The largest gallery presents work by seniors and graduate students, beginning with a series of “anti-badges” by Chinese student Valerie Ho MFA 23 JM critiquing overzealous police response to nonviolent protesters in Hong Kong. An adjacent display of work by Winnie Wang MFA 23 JM speaks to the tenacious MeToo movement in China, where activists advanced the discourse despite government attempts to silence them.

anti-badges created by grad student Valerie Ho

prayer beads carved out of turmeric
The gallery devoted to work by seniors and grad students features Non-Violence Is Our Greatest Weapon (silver, bronze, acrylic, digital printing on rice paper) by Valerie Ho MFA 23 JM and Holud Thosbee (turmeric, rice flour, gum arabic, salt, jute thread, cotton, single-channel video projection) by Ayesha Mohyuddin MFA 23 JM.

“A lot of our first-year grad students are taking on political and cultural subjects that align with their values in powerful ways,” says Steepy.

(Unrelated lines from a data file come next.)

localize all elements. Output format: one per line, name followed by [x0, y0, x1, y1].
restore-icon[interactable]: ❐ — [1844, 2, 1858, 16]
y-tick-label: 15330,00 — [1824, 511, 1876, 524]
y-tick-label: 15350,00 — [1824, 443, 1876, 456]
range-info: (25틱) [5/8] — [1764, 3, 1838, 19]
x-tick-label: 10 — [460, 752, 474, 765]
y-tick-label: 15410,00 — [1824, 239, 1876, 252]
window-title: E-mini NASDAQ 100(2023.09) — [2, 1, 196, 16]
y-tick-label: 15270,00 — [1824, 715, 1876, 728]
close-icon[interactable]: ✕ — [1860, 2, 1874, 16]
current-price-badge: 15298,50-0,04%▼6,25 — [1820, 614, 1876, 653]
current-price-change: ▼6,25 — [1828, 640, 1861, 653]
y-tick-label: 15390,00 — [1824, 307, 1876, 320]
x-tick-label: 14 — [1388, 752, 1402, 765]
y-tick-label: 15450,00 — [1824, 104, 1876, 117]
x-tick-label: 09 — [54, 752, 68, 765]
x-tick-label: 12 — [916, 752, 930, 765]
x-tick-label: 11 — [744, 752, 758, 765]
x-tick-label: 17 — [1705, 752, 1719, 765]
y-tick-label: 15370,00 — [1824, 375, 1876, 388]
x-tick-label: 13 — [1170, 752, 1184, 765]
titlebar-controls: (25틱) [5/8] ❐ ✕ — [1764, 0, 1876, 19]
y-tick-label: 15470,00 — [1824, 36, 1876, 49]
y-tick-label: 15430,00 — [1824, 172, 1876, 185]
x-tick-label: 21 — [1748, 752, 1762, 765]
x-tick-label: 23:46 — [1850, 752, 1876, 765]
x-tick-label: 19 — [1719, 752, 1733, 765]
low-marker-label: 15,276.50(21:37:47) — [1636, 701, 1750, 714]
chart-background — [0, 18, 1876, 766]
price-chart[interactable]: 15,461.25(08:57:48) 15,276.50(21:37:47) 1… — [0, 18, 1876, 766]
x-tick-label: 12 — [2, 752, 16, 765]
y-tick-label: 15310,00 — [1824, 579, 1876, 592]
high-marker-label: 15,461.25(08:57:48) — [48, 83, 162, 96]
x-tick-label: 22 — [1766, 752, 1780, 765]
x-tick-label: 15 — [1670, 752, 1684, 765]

Other examples on view come from Ayesha Mohyuddin MFA 23 JM, whose work attempts to document Islamic culture and rituals.

“A lot of our first-year grad students are taking on political and cultural subjects that align with their values in powerful ways.”

Tracy Steepy

Senior Anna Van Ness 22 JM, who is pursuing a concentration in Nature-Culture-Sustainability Studies alongside her Jewelry + Metalsmithing major, works primarily with recycled metals, drawing attention to where materials come from and what impact their use has on the planet. “It’s always fascinating to see how students’ studio work is influenced by their academic concentrations in the liberal arts,” says Steepy.

“The last couple of years have been tough,” she adds, “but the program feels really healthy again, and the students remain incredibly engaged.”